NEW YORK — An executive with an advisory firm charged with selling the Albertsons chain tipped off a financial analyst that the massive deal was imminent, and the subsequent trading of Albertsons stock netted $3.6 million in illegal profits, according to a lawsuit filed in U.S. District Court here last week.
Ramesh Chakrapani, a managing director in Blackstone Group's mergers and acquisitions practice, was arrested and charged with conspiracy and securities fraud, according to the suit filed by federal authorities in U.S. District Court. Blackstone had been retained by Albertsons in 2005 to explore its strategic options and helped arrange its $17.4 billion sale to a consortium of Supervalu, CVS and private investors in January of 2006.
Chakrapani, 33, who most recently was working in Blackstone's London office, was suspended by the firm last week. “We are shocked by this alleged breach of the law and violation of our own compliance policies and ethical standards,” Peter Rose, a spokesman for Blackstone, told SN. “We are fully cooperating with the authorities in this investigation.”
According to the suit, the fraud occurred between the period when Albertsons rejected a takeover offer from the consortium in late December, and when a revised offer was accepted on Jan. 19. The final sale price of $17.4 billion valued Albertsons stock at $26.29 a share, or a 27% premium over its closing share price on Sept. 1.
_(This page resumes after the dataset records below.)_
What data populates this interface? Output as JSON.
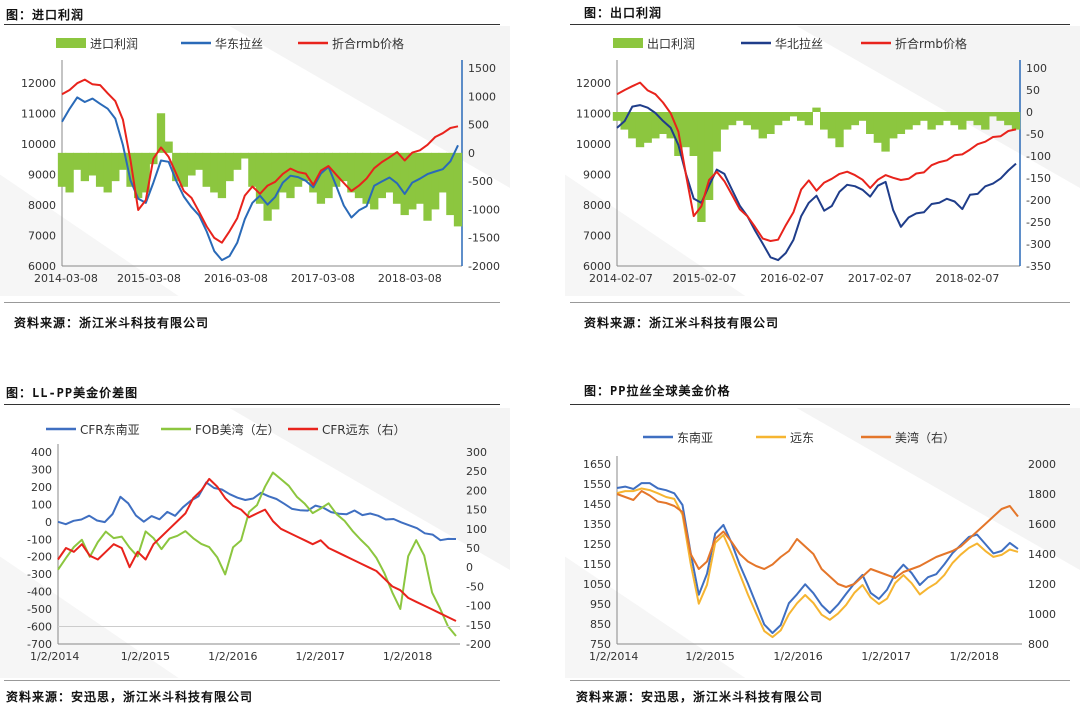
{
  "panels": [
    {
      "title": "图：进口利润",
      "source": "资料来源：浙江米斗科技有限公司"
    },
    {
      "title": "图：出口利润",
      "source": "资料来源：浙江米斗科技有限公司"
    },
    {
      "title": "图：LL-PP美金价差图",
      "source": "资料来源：安迅思，浙江米斗科技有限公司"
    },
    {
      "title": "图：PP拉丝全球美金价格",
      "source": "资料来源：安迅思，浙江米斗科技有限公司"
    }
  ],
  "chart_data": [
    {
      "type": "line",
      "legend_placement": "top",
      "series": [
        {
          "name": "进口利润",
          "kind": "area",
          "axis": "right",
          "color": "#8cc63f",
          "values": [
            -600,
            -700,
            -300,
            -500,
            -400,
            -600,
            -700,
            -500,
            -300,
            -600,
            -800,
            -700,
            -200,
            700,
            200,
            -500,
            -600,
            -400,
            -300,
            -600,
            -700,
            -800,
            -500,
            -300,
            -100,
            -600,
            -900,
            -1200,
            -1000,
            -700,
            -800,
            -600,
            -500,
            -700,
            -900,
            -800,
            -600,
            -500,
            -700,
            -800,
            -900,
            -1000,
            -800,
            -700,
            -900,
            -1100,
            -1000,
            -900,
            -1200,
            -1000,
            -700,
            -1100,
            -1300
          ]
        },
        {
          "name": "华东拉丝",
          "kind": "line",
          "axis": "left",
          "color": "#2a6ab8",
          "values": [
            10700,
            11200,
            11500,
            11400,
            11500,
            11300,
            11200,
            10800,
            10000,
            8800,
            8200,
            8100,
            8700,
            9500,
            9400,
            8800,
            8300,
            7900,
            7700,
            7100,
            6500,
            6200,
            6300,
            6800,
            7500,
            8100,
            8300,
            8000,
            8300,
            8700,
            9000,
            8900,
            8800,
            8600,
            9000,
            9300,
            8600,
            8000,
            7600,
            7800,
            8000,
            8600,
            8800,
            8900,
            8700,
            8400,
            8700,
            8900,
            9000,
            9100,
            9200,
            9400,
            10000
          ]
        },
        {
          "name": "折合rmb价格",
          "kind": "line",
          "axis": "left",
          "color": "#e8231c",
          "values": [
            11600,
            11800,
            12000,
            12100,
            12000,
            11900,
            11700,
            11400,
            10800,
            9500,
            7800,
            8200,
            9500,
            9900,
            9600,
            9000,
            8500,
            8200,
            7800,
            7300,
            6900,
            6800,
            7100,
            7600,
            8300,
            8600,
            8400,
            8600,
            8800,
            9000,
            9200,
            9100,
            9000,
            8700,
            9100,
            9300,
            9000,
            8700,
            8500,
            8600,
            8900,
            9200,
            9400,
            9600,
            9700,
            9500,
            9700,
            9800,
            10000,
            10200,
            10400,
            10500,
            10600
          ]
        }
      ],
      "x_ticks": [
        "2014-03-08",
        "2015-03-08",
        "2016-03-08",
        "2017-03-08",
        "2018-03-08"
      ],
      "y_left_ticks": [
        "12000",
        "11000",
        "10000",
        "9000",
        "8000",
        "7000",
        "6000"
      ],
      "y_right_ticks": [
        "1500",
        "1000",
        "500",
        "0",
        "-500",
        "-1000",
        "-1500",
        "-2000"
      ],
      "ylim_left": [
        6000,
        12500
      ],
      "ylim_right": [
        -2000,
        1500
      ],
      "grid": false
    },
    {
      "type": "line",
      "legend_placement": "top",
      "series": [
        {
          "name": "出口利润",
          "kind": "area",
          "axis": "right",
          "color": "#8cc63f",
          "values": [
            -20,
            -40,
            -60,
            -80,
            -70,
            -60,
            -50,
            -60,
            -100,
            -80,
            -100,
            -250,
            -200,
            -90,
            -40,
            -30,
            -20,
            -30,
            -40,
            -60,
            -50,
            -30,
            -20,
            -10,
            -20,
            -30,
            10,
            -40,
            -60,
            -80,
            -40,
            -30,
            -20,
            -50,
            -70,
            -90,
            -60,
            -50,
            -40,
            -30,
            -20,
            -40,
            -30,
            -20,
            -30,
            -40,
            -20,
            -30,
            -40,
            -10,
            -20,
            -30,
            -40
          ]
        },
        {
          "name": "华北拉丝",
          "kind": "line",
          "axis": "left",
          "color": "#1f3d8a",
          "values": [
            10500,
            10800,
            11200,
            11300,
            11200,
            11000,
            10800,
            10500,
            10000,
            9000,
            8200,
            8100,
            8600,
            9200,
            9000,
            8500,
            8000,
            7600,
            7200,
            6700,
            6300,
            6200,
            6400,
            6900,
            7600,
            8100,
            8300,
            7800,
            8000,
            8400,
            8700,
            8600,
            8500,
            8300,
            8600,
            8800,
            7800,
            7300,
            7600,
            7700,
            7800,
            8000,
            8100,
            8200,
            8100,
            7900,
            8300,
            8400,
            8600,
            8700,
            8900,
            9100,
            9400
          ]
        },
        {
          "name": "折合rmb价格",
          "kind": "line",
          "axis": "left",
          "color": "#e8231c",
          "values": [
            11600,
            11800,
            11900,
            12000,
            11800,
            11600,
            11400,
            11000,
            10400,
            9000,
            7600,
            8000,
            8800,
            9100,
            8800,
            8300,
            7900,
            7600,
            7300,
            6900,
            6800,
            6900,
            7300,
            7800,
            8500,
            8800,
            8500,
            8700,
            8900,
            9000,
            9100,
            9000,
            8800,
            8600,
            8800,
            9000,
            8900,
            8800,
            8900,
            9000,
            9100,
            9300,
            9400,
            9500,
            9600,
            9700,
            9800,
            10000,
            10100,
            10200,
            10300,
            10400,
            10500
          ]
        }
      ],
      "x_ticks": [
        "2014-02-07",
        "2015-02-07",
        "2016-02-07",
        "2017-02-07",
        "2018-02-07"
      ],
      "y_left_ticks": [
        "12000",
        "11000",
        "10000",
        "9000",
        "8000",
        "7000",
        "6000"
      ],
      "y_right_ticks": [
        "100",
        "50",
        "0",
        "-50",
        "-100",
        "-150",
        "-200",
        "-250",
        "-300",
        "-350"
      ],
      "ylim_left": [
        6000,
        12500
      ],
      "ylim_right": [
        -350,
        100
      ],
      "grid": false
    },
    {
      "type": "line",
      "legend_placement": "top",
      "series": [
        {
          "name": "CFR东南亚",
          "axis": "left",
          "color": "#3f6fc1",
          "values": [
            0,
            -10,
            0,
            20,
            30,
            10,
            0,
            40,
            150,
            100,
            40,
            0,
            30,
            20,
            50,
            40,
            80,
            120,
            150,
            220,
            200,
            180,
            160,
            140,
            120,
            140,
            160,
            150,
            130,
            100,
            80,
            60,
            70,
            90,
            80,
            60,
            40,
            50,
            60,
            40,
            50,
            30,
            20,
            10,
            0,
            -20,
            -40,
            -60,
            -80,
            -100,
            -100,
            -100
          ]
        },
        {
          "name": "FOB美湾（左）",
          "axis": "left",
          "color": "#8cc63f",
          "values": [
            -280,
            -200,
            -150,
            -100,
            -200,
            -120,
            -50,
            -100,
            -80,
            -150,
            -200,
            -50,
            -100,
            -150,
            -100,
            -80,
            -50,
            -100,
            -120,
            -150,
            -200,
            -300,
            -150,
            -100,
            50,
            100,
            200,
            280,
            250,
            200,
            150,
            100,
            50,
            80,
            100,
            50,
            0,
            -50,
            -100,
            -150,
            -200,
            -300,
            -400,
            -500,
            -200,
            -100,
            -200,
            -400,
            -500,
            -600,
            -650
          ]
        },
        {
          "name": "CFR远东（右）",
          "axis": "right",
          "color": "#e8231c",
          "values": [
            20,
            50,
            40,
            60,
            30,
            20,
            40,
            60,
            50,
            0,
            40,
            20,
            60,
            80,
            100,
            120,
            140,
            180,
            200,
            230,
            210,
            180,
            160,
            150,
            130,
            140,
            150,
            120,
            100,
            90,
            80,
            70,
            60,
            70,
            50,
            40,
            30,
            20,
            10,
            0,
            -10,
            -30,
            -50,
            -60,
            -80,
            -90,
            -100,
            -110,
            -120,
            -130,
            -140
          ]
        }
      ],
      "x_ticks": [
        "1/2/2014",
        "1/2/2015",
        "1/2/2016",
        "1/2/2017",
        "1/2/2018"
      ],
      "y_left_ticks": [
        "400",
        "300",
        "200",
        "100",
        "0",
        "-100",
        "-200",
        "-300",
        "-400",
        "-500",
        "-600",
        "-700"
      ],
      "y_right_ticks": [
        "300",
        "250",
        "200",
        "150",
        "100",
        "50",
        "0",
        "-50",
        "-100",
        "-150",
        "-200"
      ],
      "ylim_left": [
        -700,
        400
      ],
      "ylim_right": [
        -200,
        300
      ],
      "grid": false
    },
    {
      "type": "line",
      "legend_placement": "top",
      "series": [
        {
          "name": "东南亚",
          "axis": "left",
          "color": "#3f6fc1",
          "values": [
            1530,
            1540,
            1520,
            1560,
            1550,
            1530,
            1520,
            1500,
            1450,
            1200,
            1000,
            1100,
            1300,
            1350,
            1250,
            1150,
            1050,
            950,
            850,
            800,
            850,
            950,
            1000,
            1050,
            1000,
            950,
            900,
            950,
            1000,
            1050,
            1100,
            1000,
            980,
            1020,
            1100,
            1150,
            1100,
            1050,
            1080,
            1100,
            1150,
            1200,
            1250,
            1280,
            1300,
            1250,
            1200,
            1220,
            1250,
            1230
          ]
        },
        {
          "name": "远东",
          "axis": "left",
          "color": "#f6b531",
          "values": [
            1500,
            1520,
            1510,
            1530,
            1520,
            1500,
            1490,
            1470,
            1400,
            1150,
            950,
            1050,
            1250,
            1300,
            1200,
            1100,
            1000,
            900,
            820,
            780,
            820,
            900,
            950,
            1000,
            950,
            900,
            870,
            900,
            950,
            1000,
            1050,
            980,
            950,
            980,
            1050,
            1100,
            1050,
            1000,
            1030,
            1050,
            1100,
            1150,
            1200,
            1230,
            1250,
            1220,
            1180,
            1200,
            1220,
            1210
          ]
        },
        {
          "name": "美湾（右）",
          "axis": "right",
          "color": "#e4762a",
          "values": [
            1800,
            1780,
            1760,
            1820,
            1790,
            1750,
            1740,
            1720,
            1680,
            1400,
            1300,
            1350,
            1500,
            1550,
            1480,
            1400,
            1350,
            1320,
            1300,
            1330,
            1380,
            1420,
            1500,
            1450,
            1400,
            1300,
            1250,
            1200,
            1180,
            1200,
            1250,
            1300,
            1280,
            1260,
            1240,
            1280,
            1300,
            1320,
            1350,
            1380,
            1400,
            1420,
            1450,
            1500,
            1550,
            1600,
            1650,
            1700,
            1720,
            1650
          ]
        }
      ],
      "x_ticks": [
        "1/2/2014",
        "1/2/2015",
        "1/2/2016",
        "1/2/2017",
        "1/2/2018"
      ],
      "y_left_ticks": [
        "1650",
        "1550",
        "1450",
        "1350",
        "1250",
        "1150",
        "1050",
        "950",
        "850",
        "750"
      ],
      "y_right_ticks": [
        "2000",
        "1800",
        "1600",
        "1400",
        "1200",
        "1000",
        "800"
      ],
      "ylim_left": [
        750,
        1650
      ],
      "ylim_right": [
        800,
        2000
      ],
      "grid": false
    }
  ]
}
Chakrapani is alleged to have made several phone calls and text messages to an unnamed co-conspirator shortly after the consortium held a private meeting to consider making a revised bid for Albertsons on Jan. 9. The co-conspirator, a financial analyst, subsequently purchased 5,600 shares of Albertsons in a personal account and 425 call options, which allow the purchaser the right to buy shares at a certain price, in an account for the co-conspirator's parents. The tippee's firm also purchased more than 600,000 shares.
Those holdings were liquidated soon after the deal was announced Jan. 19. The co-conspirator's firm reaped profits of around $3.5 million, while the call options generated around $73,000, the suit said. Less than a month later, the co-conspirator sold all shares from a personal account, netting $18,000.
The co-conspirator was not charged last week.
A biography of Chakrapani, pulled from Blackstone's website last week, identified him as having worked for the firm since 2001 and acknowledged he was “involved” in several transactions, including the Albertsons deal. He received a degree in economics and international studies from Yale University.
The New York Times last week quoted an internal memo from Steven Schwarzman, Blackstone's co-founder and chief executive officer, saying he was “saddened and outraged” at the actions of Chakrapani, whom he referred to as “a 30-year-old vice president” in a description thought to have meant to illustrate inexperience.
Other reports last week indicated Chakrapani played a support role in the negotiations for the Albertsons deal.
Blackstone is a global asset manager and financial advisory firm that has been involved in multiple supermarket deals. It managed about $116.3 billion in assets as of last September.
Chakrapani also assisted Jacksonville, Fla.-based Winn-Dixie Stores as a Blackstone representative when that retailer sold several stores and manufacturing assets in 2005.
The Albertsons sale was noted for its complexity, attracting both retailers interested in its best-performing stores and financial buyers keen on underperforming sites to extract real estate values. Advisors like Blackstone helped Albertsons align bidders into consortiums.